Ben did watch the Olympic women’s triathlon in Hyde Park, or at least the video board from the stands near the finish line, “curled up in a little ball freaking out” with his sweatshirt hoodie cinched up as Sarah fought for, and eventually fell short of a medal.
Ben was contrastingly calm before the race and with Sarah, whom he described as “a nervous wreck” leading into London.
“He was an absolute rock,” said Sarah, who met Ben, a former Dartmouth skier, the day he broke a toe in running training in New Hampshire in 2010. The two biked together, slowly one thing led to another and they wed last October.
In 2016, the Olympic women’s triathlon will go off on the final full day of competition on Aug. 20 at 10 a.m. ET. It will take about two hours. Later that night, the men’s 5000m final is scheduled on the track.

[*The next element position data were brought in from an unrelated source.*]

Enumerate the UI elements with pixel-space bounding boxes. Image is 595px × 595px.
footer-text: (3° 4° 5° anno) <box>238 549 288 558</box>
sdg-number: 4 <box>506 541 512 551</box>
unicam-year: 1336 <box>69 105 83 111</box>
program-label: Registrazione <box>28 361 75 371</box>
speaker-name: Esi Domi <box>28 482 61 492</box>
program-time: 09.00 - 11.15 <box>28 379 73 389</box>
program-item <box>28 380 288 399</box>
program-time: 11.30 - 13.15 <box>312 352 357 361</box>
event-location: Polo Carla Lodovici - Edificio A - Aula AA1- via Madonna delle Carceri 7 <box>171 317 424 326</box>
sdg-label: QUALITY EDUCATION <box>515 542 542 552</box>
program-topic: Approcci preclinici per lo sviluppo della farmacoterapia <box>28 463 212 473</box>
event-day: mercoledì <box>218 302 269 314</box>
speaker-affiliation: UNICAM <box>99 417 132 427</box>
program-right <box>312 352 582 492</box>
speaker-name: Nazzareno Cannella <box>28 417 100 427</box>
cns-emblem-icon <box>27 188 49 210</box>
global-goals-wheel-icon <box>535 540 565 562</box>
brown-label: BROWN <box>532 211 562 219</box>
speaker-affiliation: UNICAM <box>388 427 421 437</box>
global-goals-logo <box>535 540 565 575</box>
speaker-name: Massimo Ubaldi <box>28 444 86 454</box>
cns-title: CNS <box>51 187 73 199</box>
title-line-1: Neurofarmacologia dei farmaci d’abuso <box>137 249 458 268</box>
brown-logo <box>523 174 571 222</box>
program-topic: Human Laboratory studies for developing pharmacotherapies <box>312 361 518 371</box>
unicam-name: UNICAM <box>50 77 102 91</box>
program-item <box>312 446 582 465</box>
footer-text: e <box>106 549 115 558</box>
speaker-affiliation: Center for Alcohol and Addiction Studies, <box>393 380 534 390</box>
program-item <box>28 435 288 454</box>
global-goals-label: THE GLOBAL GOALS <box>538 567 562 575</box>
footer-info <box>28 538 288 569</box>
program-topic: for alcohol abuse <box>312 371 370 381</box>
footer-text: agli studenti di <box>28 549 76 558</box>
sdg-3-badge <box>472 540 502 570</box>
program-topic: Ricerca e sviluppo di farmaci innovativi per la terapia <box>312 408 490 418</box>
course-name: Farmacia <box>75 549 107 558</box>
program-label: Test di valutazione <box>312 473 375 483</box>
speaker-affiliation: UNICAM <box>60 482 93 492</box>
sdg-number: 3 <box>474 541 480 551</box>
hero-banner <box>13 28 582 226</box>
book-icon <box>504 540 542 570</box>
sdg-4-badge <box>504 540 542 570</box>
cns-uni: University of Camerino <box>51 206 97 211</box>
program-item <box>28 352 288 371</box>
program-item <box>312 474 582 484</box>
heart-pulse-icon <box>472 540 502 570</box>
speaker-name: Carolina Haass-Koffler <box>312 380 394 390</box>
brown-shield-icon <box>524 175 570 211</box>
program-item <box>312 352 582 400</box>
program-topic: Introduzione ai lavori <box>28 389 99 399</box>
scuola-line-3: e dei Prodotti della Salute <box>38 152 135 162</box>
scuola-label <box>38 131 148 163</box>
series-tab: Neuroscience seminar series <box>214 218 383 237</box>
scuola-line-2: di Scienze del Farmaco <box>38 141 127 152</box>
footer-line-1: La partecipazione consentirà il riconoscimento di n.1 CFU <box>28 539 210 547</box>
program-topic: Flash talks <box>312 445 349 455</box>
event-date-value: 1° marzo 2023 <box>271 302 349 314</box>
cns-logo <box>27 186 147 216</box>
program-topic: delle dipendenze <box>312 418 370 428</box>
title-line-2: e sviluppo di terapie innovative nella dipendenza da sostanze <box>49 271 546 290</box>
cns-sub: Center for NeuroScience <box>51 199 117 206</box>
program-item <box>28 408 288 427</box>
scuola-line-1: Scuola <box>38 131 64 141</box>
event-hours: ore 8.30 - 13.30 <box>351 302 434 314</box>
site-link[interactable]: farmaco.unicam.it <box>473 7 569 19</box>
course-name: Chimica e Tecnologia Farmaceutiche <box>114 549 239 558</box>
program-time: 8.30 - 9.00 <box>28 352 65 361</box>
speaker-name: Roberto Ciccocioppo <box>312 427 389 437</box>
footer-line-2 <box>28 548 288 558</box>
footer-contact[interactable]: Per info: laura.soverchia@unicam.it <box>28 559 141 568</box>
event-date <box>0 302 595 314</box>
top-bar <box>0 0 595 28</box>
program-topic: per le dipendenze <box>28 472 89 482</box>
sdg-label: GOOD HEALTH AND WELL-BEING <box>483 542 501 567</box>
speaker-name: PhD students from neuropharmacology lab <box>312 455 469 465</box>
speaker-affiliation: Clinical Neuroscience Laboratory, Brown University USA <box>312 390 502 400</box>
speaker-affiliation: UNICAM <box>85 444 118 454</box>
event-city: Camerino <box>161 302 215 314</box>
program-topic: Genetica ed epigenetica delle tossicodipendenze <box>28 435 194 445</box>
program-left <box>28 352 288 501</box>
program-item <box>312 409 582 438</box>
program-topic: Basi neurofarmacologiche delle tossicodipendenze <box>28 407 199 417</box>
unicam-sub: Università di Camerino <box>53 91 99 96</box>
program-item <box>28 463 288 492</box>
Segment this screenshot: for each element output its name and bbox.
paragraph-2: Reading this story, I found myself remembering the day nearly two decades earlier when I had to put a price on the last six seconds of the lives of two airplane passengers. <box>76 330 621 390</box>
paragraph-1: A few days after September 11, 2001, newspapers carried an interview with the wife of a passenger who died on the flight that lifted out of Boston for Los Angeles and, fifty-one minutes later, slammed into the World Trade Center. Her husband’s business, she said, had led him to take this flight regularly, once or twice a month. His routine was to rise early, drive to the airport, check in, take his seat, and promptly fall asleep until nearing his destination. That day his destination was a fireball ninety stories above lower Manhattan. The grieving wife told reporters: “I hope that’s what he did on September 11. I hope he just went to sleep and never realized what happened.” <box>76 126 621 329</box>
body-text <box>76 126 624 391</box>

If Sarah can win a medal of any color in Rio, especially if she wins gold, she will face hours of media and commitments, making it tougher to see Ben before the 5000m final, if he’s able to make the Olympic team and advance through qualifying.
“I’ll be able to watch him,” Sarah said. “Theoretically.”
She’s won two career World Triathlon Series races, in Stockholm in 2014 and 2015, events that Jorgensen skipped. In 2014, Ben watched in person as Sarah won her first WTS race. He was in the Swedish capital for a track meet that same week.
“The day where I win a race and every single person is there,” Sarah said, speaking about Jorgensen, “that would be great.”
NBC Olympics researcher Alex Azzi contributed to this report from Chicago.